Announcing the Gluon CloudLink SDK


Gluon offers the Gluon CloudLink SDK to meet the needs of enterprises wanting to connect their enterprise systems to their mobile and desktop users in a safe, performant, and centralized fashion.

The Gluon CloudLink SDK enables programmatic access to, and control over, all aspects of Gluon CloudLink. This enables actions internal to an enterprise to be fed directly into Gluon CloudLink, resulting in pre-defined actions being fired to relevant users.

Gluon CloudLink SDK consists of two sub-components: the Gluon CloudLink Enterprise SDK, for easing integrations with backend systems, and the Gluon CloudLink Client SDK for connecting mobile and desktop applications to Gluon CloudLink services.

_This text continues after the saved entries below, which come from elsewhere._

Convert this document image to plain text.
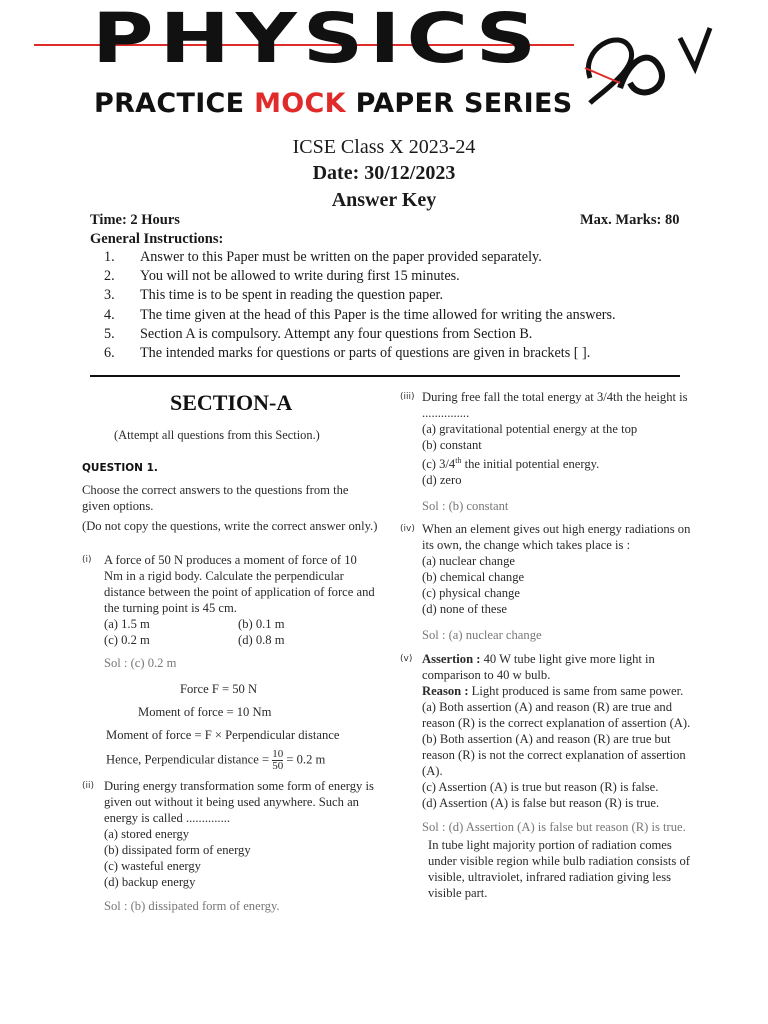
PHYSICS
PRACTICE MOCK PAPER SERIES
ICSE Class X 2023-24
Date: 30/12/2023
Answer Key
Time: 2 Hours	Max. Marks: 80
General Instructions:
1.	Answer to this Paper must be written on the paper provided separately.
2.	You will not be allowed to write during first 15 minutes.
3.	This time is to be spent in reading the question paper.
4.	The time given at the head of this Paper is the time allowed for writing the answers.
5.	Section A is compulsory. Attempt any four questions from Section B.
6.	The intended marks for questions or parts of questions are given in brackets [ ].
SECTION-A
(Attempt all questions from this Section.)
QUESTION 1.
Choose the correct answers to the questions from the given options.
(Do not copy the questions, write the correct answer only.)
(i) A force of 50 N produces a moment of force of 10 Nm in a rigid body. Calculate the perpendicular distance between the point of application of force and the turning point is 45 cm.
(a) 1.5 m	(b) 0.1 m
(c) 0.2 m	(d) 0.8 m
Sol : (c) 0.2 m
Force F = 50 N
Moment of force = 10 Nm
Moment of force = F × Perpendicular distance
Hence, Perpendicular distance = $\frac{10}{50} = 0.2$ m
(ii) During energy transformation some form of energy is given out without it being used anywhere. Such an energy is called ..............
(a) stored energy
(b) dissipated form of energy
(c) wasteful energy
(d) backup energy
Sol : (b) dissipated form of energy.
(iii) During free fall the total energy at 3/4th the height is ...............
(a) gravitational potential energy at the top
(b) constant
(c) 3/4th the initial potential energy.
(d) zero
Sol : (b) constant
(iv) When an element gives out high energy radiations on its own, the change which takes place is :
(a) nuclear change
(b) chemical change
(c) physical change
(d) none of these
Sol : (a) nuclear change
(v) Assertion : 40 W tube light give more light in comparison to 40 w bulb.
Reason : Light produced is same from same power.
(a) Both assertion (A) and reason (R) are true and reason (R) is the correct explanation of assertion (A).
(b) Both assertion (A) and reason (R) are true but reason (R) is not the correct explanation of assertion (A).
(c) Assertion (A) is true but reason (R) is false.
(d) Assertion (A) is false but reason (R) is true.
Sol : (d) Assertion (A) is false but reason (R) is true.
In tube light majority portion of radiation comes under visible region while bulb radiation consists of visible, ultraviolet, infrared radiation giving less visible part.
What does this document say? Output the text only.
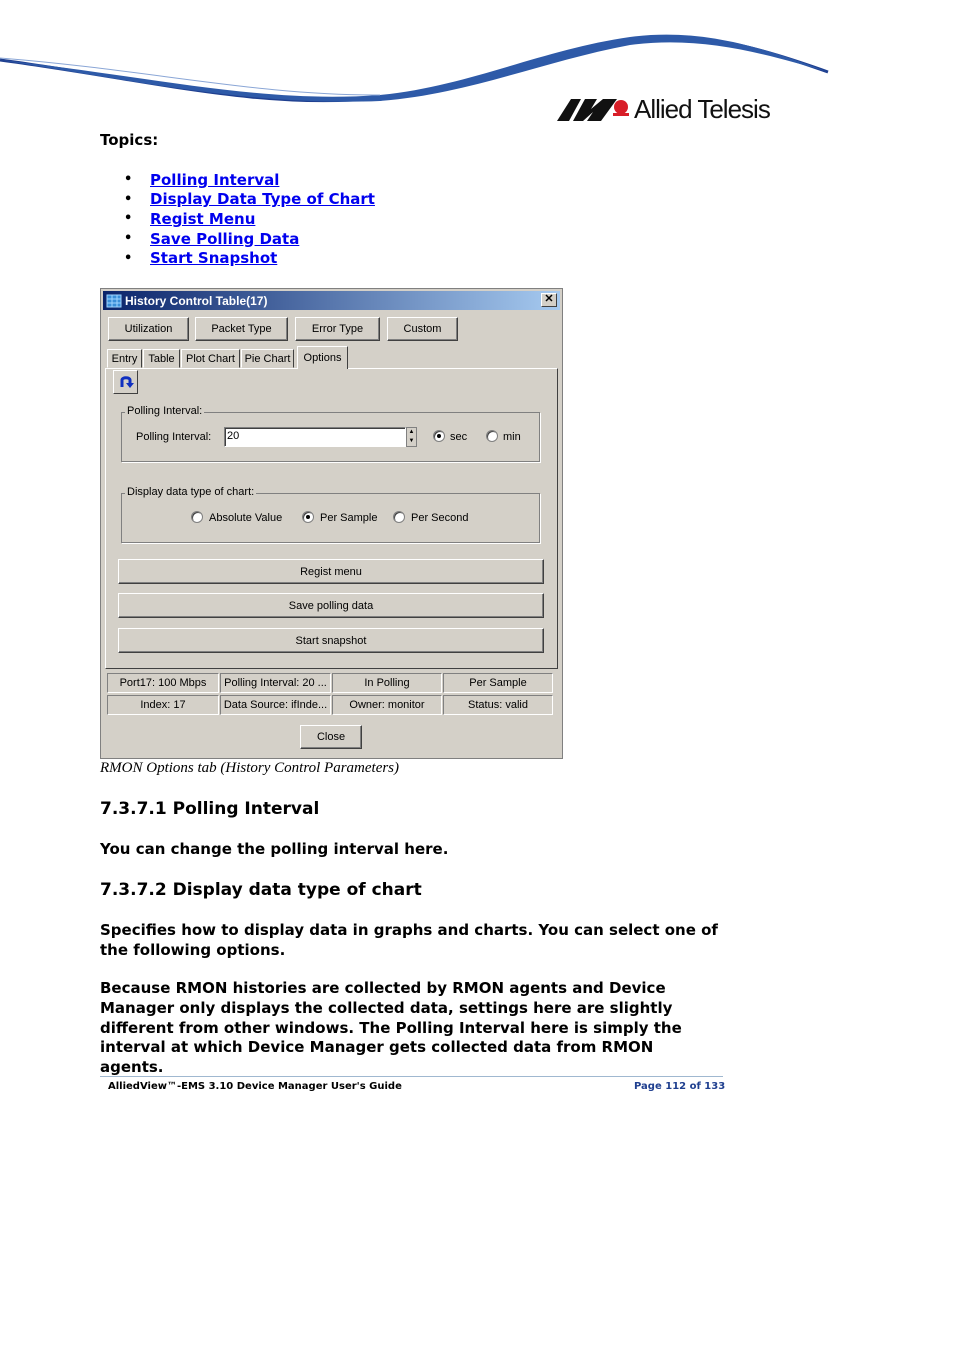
Allied Telesis
Topics:
•	Polling Interval
•	Display Data Type of Chart
•	Regist Menu
•	Save Polling Data
•	Start Snapshot
History Control Table(17)	✕
Utilization	Packet Type	Error Type	Custom
Entry	Table	Plot Chart Pie Chart	Options
Polling Interval:
Polling Interval: 20	▲
▼	sec	min
Display data type of chart:
Absolute Value	Per Sample	Per Second
Regist menu
Save polling data
Start snapshot
Port17: 100 Mbps	Polling Interval: 20 ...	In Polling	Per Sample
Index: 17	Data Source: ifInde...	Owner: monitor	Status: valid
Close
RMON Options tab (History Control Parameters)
7.3.7.1 Polling Interval
You can change the polling interval here.
7.3.7.2 Display data type of chart
Specifies how to display data in graphs and charts. You can select one of the following options.
Because RMON histories are collected by RMON agents and Device Manager only displays the collected data, settings here are slightly different from other windows. The Polling Interval here is simply the interval at which Device Manager gets collected data from RMON agents.
AlliedView™-EMS 3.10 Device Manager User's Guide	Page 112 of 133
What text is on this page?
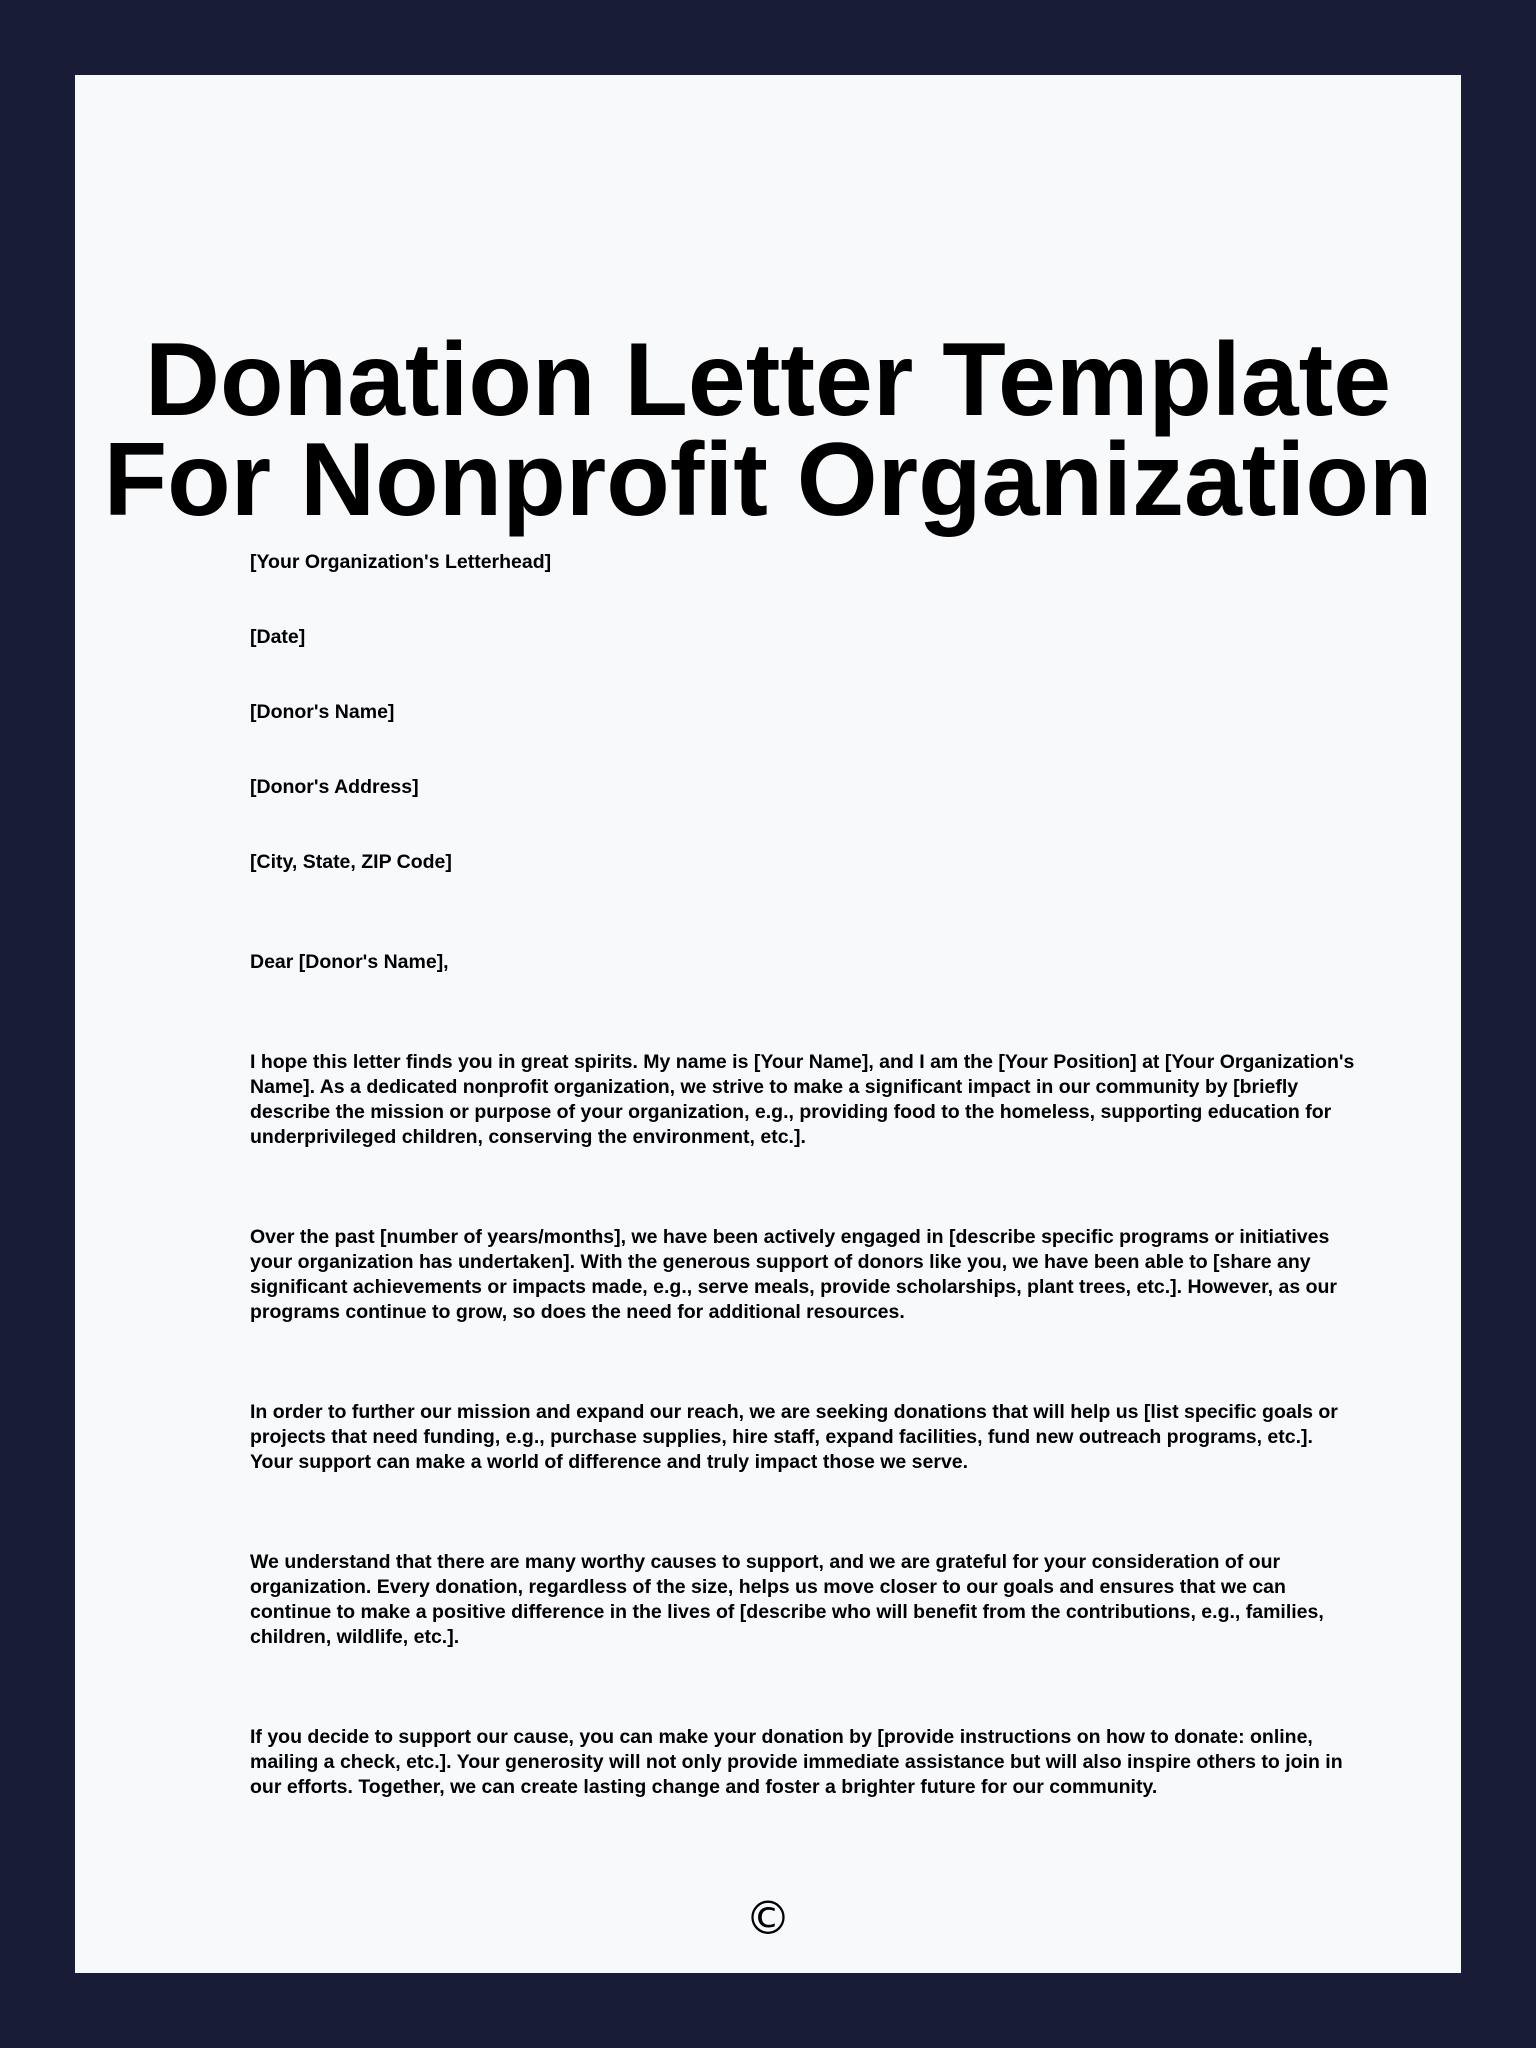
Donation Letter Template For Nonprofit Organization

[Your Organization's Letterhead]

[Date]

[Donor's Name]

[Donor's Address]

[City, State, ZIP Code]

Dear [Donor's Name],

I hope this letter finds you in great spirits. My name is [Your Name], and I am the [Your Position] at [Your Organization's Name]. As a dedicated nonprofit organization, we strive to make a significant impact in our community by [briefly describe the mission or purpose of your organization, e.g., providing food to the homeless, supporting education for underprivileged children, conserving the environment, etc.].

Over the past [number of years/months], we have been actively engaged in [describe specific programs or initiatives your organization has undertaken]. With the generous support of donors like you, we have been able to [share any significant achievements or impacts made, e.g., serve meals, provide scholarships, plant trees, etc.]. However, as our programs continue to grow, so does the need for additional resources.

In order to further our mission and expand our reach, we are seeking donations that will help us [list specific goals or projects that need funding, e.g., purchase supplies, hire staff, expand facilities, fund new outreach programs, etc.]. Your support can make a world of difference and truly impact those we serve.

We understand that there are many worthy causes to support, and we are grateful for your consideration of our organization. Every donation, regardless of the size, helps us move closer to our goals and ensures that we can continue to make a positive difference in the lives of [describe who will benefit from the contributions, e.g., families, children, wildlife, etc.].

If you decide to support our cause, you can make your donation by [provide instructions on how to donate: online, mailing a check, etc.]. Your generosity will not only provide immediate assistance but will also inspire others to join in our efforts. Together, we can create lasting change and foster a brighter future for our community.

©
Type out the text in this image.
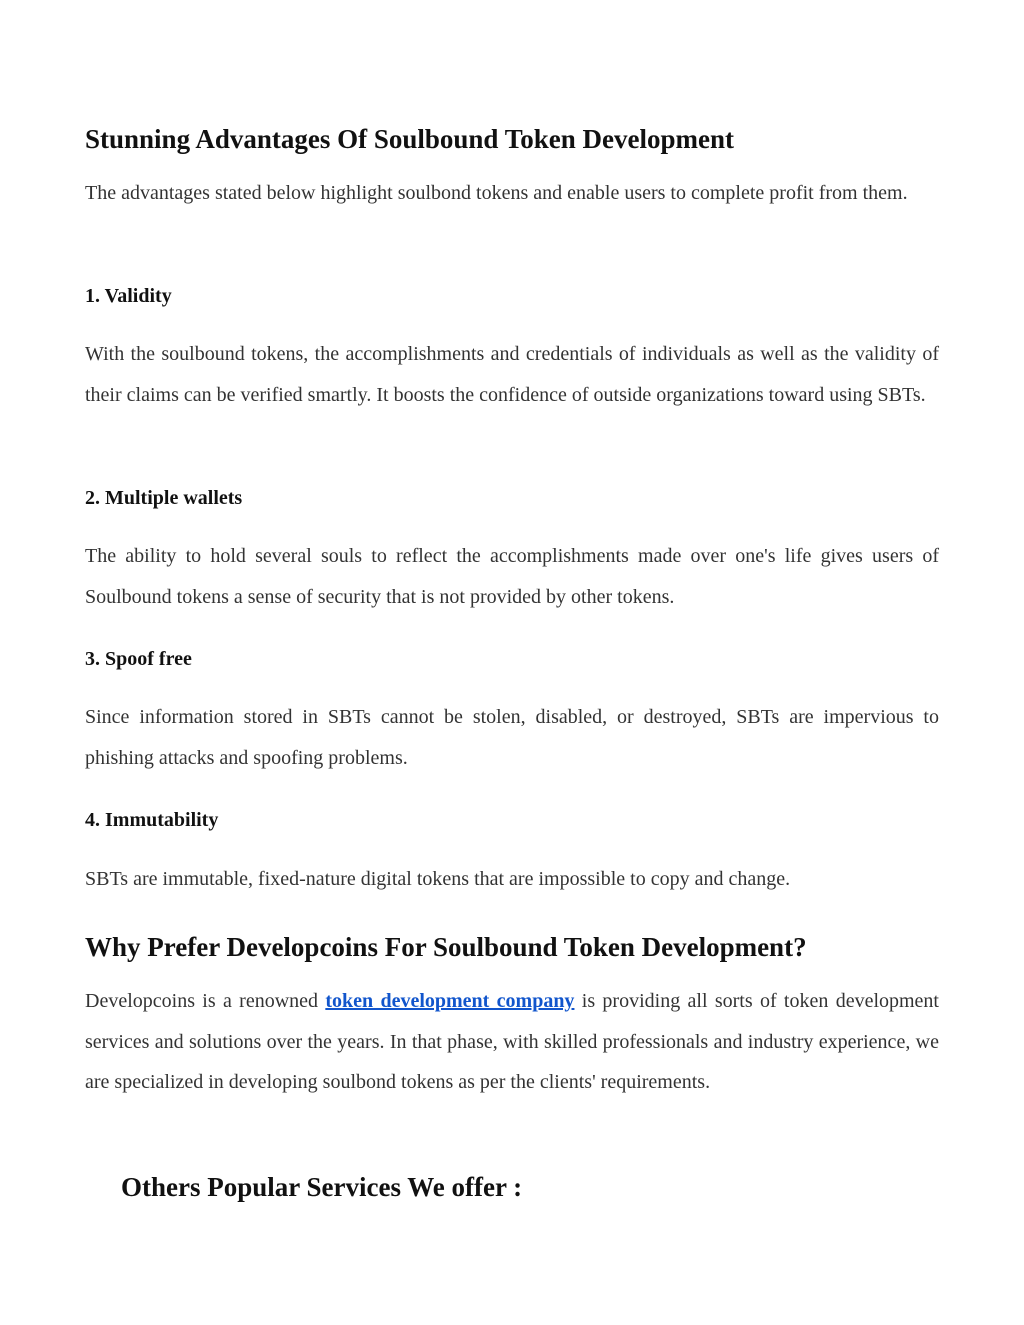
Stunning Advantages Of Soulbound Token Development

The advantages stated below highlight soulbond tokens and enable users to complete profit from them.

1. Validity

With the soulbound tokens, the accomplishments and credentials of individuals as well as the validity of their claims can be verified smartly. It boosts the confidence of outside organizations toward using SBTs.

2. Multiple wallets

The ability to hold several souls to reflect the accomplishments made over one's life gives users of Soulbound tokens a sense of security that is not provided by other tokens.

3. Spoof free

Since information stored in SBTs cannot be stolen, disabled, or destroyed, SBTs are impervious to phishing attacks and spoofing problems.

4. Immutability

SBTs are immutable, fixed-nature digital tokens that are impossible to copy and change.

Why Prefer Developcoins For Soulbound Token Development?

Developcoins is a renowned token development company is providing all sorts of token development services and solutions over the years. In that phase, with skilled professionals and industry experience, we are specialized in developing soulbond tokens as per the clients' requirements.

Others Popular Services We offer :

The Gluon CloudLink Enterprise SDK can be used as a complement to, or a full replacement of, Gluon Dashboard. Where the Gluon Dashboard allows administrators to configure services in a visual manner, the Gluon CloudLink SDK allows developers to manipulate their mobile content and functionality by writing Java code. Regardless of the approach, the result is the same – configuration of Gluon CloudLink deployments.

We have spoken about the Gluon CloudLink Client SDK previously, so today we are going to speak more about the Gluon CloudLink Enterprise SDK. With the Gluon CloudLink Enterprise SDK, it becomes even easier to integrate mobile apps with your enterprise code. The Gluon CloudLink Enterprise SDK allows developers to manipulate their mobile content and functionality by writing Java enterprise code. As an example, you can programmatically change the content of some data structure via simple code in your backend application. If your mobile application uses the same data structure (because they are both managed via Gluon CloudLink), that simple backend call can immediately result in a visual change in the mobile application (e.g. the content of a label might change).

Since we want to make it extremely easy for Java enterprise developers to extend their backend code to mobile applications, we have created two SDKs: one that is leveraging the Java EE Platform, and another one that is leveraging the Spring Platform.

You can find a simple application that creates a MessageOfTheDay app for each of those SDKs on our GitHub samples repository:

If you want to check this out, sign up for a Gluon CloudLink account (you can get a fully functional trial for free for 30 days) and follow the instructions in the tutorials. You can find Java EE and Spring specific tutorials, depending on your preference.

The SDKs are distributed using the standard maven repositories, so you can easily integrate the SDKs into your existing maven or gradle projects.